They weren’t that rare or expensive. Side-changing machines were quite common once digital sound was introduced in the late 80s; Pioneer kept one or two single-side players in their line-up at any given time as entry-level players, but those into LD tended to drop a lot of money into the format, including on the players. I’d estimate roughly 50% of all machines are side-changing, with a majority of those sold after 1988 being side-changers.
The feature you mention afterward-- still frame-- is what tended to denote the expensive machines. The effects available on machines with digital frame memory were fun; not just still-frame on pause on CLV discs, but with a jog dial, one could spin the picture back and forth at any desired rate of speed. Side-changing machines with digital effects could even make the side change almost seamless… cheap machines would take a few seconds of black screen to stop the disc, spin up backwards, and flip the laser assembly to start side 2, while high-end machines could achieve this while playing out the last bit of side 1.
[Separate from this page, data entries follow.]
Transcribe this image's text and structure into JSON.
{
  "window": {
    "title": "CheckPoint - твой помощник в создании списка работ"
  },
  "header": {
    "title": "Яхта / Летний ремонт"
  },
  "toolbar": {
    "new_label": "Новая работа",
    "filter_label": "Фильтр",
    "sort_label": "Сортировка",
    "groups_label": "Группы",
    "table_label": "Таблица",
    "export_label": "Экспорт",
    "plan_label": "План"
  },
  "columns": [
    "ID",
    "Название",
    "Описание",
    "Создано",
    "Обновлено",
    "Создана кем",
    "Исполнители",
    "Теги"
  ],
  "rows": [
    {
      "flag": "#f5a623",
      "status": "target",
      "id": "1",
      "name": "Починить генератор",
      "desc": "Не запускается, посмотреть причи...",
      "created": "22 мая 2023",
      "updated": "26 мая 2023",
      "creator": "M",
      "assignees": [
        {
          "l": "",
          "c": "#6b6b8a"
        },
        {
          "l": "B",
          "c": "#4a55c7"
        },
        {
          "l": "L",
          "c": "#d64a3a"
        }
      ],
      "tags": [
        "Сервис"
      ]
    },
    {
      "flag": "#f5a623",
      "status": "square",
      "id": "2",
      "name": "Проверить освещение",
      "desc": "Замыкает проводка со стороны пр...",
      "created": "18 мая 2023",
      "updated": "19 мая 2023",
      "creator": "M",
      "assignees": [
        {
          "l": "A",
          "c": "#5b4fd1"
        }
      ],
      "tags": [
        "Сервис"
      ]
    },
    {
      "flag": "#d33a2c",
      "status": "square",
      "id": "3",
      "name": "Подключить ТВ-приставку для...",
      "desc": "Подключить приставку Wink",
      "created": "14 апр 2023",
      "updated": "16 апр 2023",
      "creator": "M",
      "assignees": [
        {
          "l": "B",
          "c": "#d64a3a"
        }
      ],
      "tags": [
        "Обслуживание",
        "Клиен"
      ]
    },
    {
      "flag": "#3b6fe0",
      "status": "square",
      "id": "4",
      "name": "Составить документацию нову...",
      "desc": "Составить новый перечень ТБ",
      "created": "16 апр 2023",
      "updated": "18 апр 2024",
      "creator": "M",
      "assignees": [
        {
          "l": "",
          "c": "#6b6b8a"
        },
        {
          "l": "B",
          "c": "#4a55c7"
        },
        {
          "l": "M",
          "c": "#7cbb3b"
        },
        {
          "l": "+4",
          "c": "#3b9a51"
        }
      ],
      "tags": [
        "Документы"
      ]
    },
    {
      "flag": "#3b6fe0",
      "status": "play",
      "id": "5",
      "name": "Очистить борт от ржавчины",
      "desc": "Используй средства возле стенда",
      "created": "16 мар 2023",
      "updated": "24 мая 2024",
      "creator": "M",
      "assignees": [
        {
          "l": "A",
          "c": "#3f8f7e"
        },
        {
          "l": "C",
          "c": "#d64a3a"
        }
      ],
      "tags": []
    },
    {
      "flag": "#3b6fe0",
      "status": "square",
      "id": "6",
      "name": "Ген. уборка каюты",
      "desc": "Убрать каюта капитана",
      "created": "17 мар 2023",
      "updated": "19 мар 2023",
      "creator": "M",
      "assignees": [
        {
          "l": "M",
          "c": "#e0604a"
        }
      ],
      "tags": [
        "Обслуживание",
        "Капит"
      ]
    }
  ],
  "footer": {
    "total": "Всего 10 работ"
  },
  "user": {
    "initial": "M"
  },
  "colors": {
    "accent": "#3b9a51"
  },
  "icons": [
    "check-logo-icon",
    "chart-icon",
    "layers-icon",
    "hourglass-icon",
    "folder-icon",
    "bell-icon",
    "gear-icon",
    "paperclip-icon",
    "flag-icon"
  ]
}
Anyway, I can’t find my last few copies of the Laser Video Guide, so all of this this comes from memory, but addressing the OP: at the peak of LD, right around 1994 or so, Pioneer announced something like 5 million LD players shipped and sold in the US. Sounds impressive until you realize that they were pretty much counting all players ever sold (possibly including even DiscoVision players from 1979 on!), that all machines sold before 1986 were unable to play digital audio and were essentially obsolete, and that the core of the LD market tended to own multiple machines. Heck, I was a poor HS drop-out, and I had three machines then.
A more realistic assessment for market penetration is cited in the Wikipedia article on LD-- around 2 million households in the US. I’ve also seen similar numbers for Japan (higher percentage market penetration, obviously), and around 500,000 for Hong Kong. Europe’s market was smaller, in the low hundreds of thousands-- LD was engineered around NTSC, and didn’t fare as well with other standards.
Individual titles really didn’t sell in numbers that would seem impressive. Again, going from memory, one of my LD magazines was jubilant at sales of ~25,000 on some title (I think it was Akira), once again at the peak of LD, before DVD was announced as forthcoming. The LD market consisted of the early adopters of DVD; once DVD came out, LD sales dropped to nearly nothing in the span of a few weeks. New titles became available only to pre-orders through Ken Crane’s (owned by Image Entertainment), and movies would be cancelled if they didn’t hit 500 orders. I’ve mentioned it before, but when a remastered Indiana Jones trilogy couldn’t manage to find 500 buyers when it wasn’t available on DVD, and it was known that it wouldn’t be for some time and got cancelled, it was obvious that LD was dead.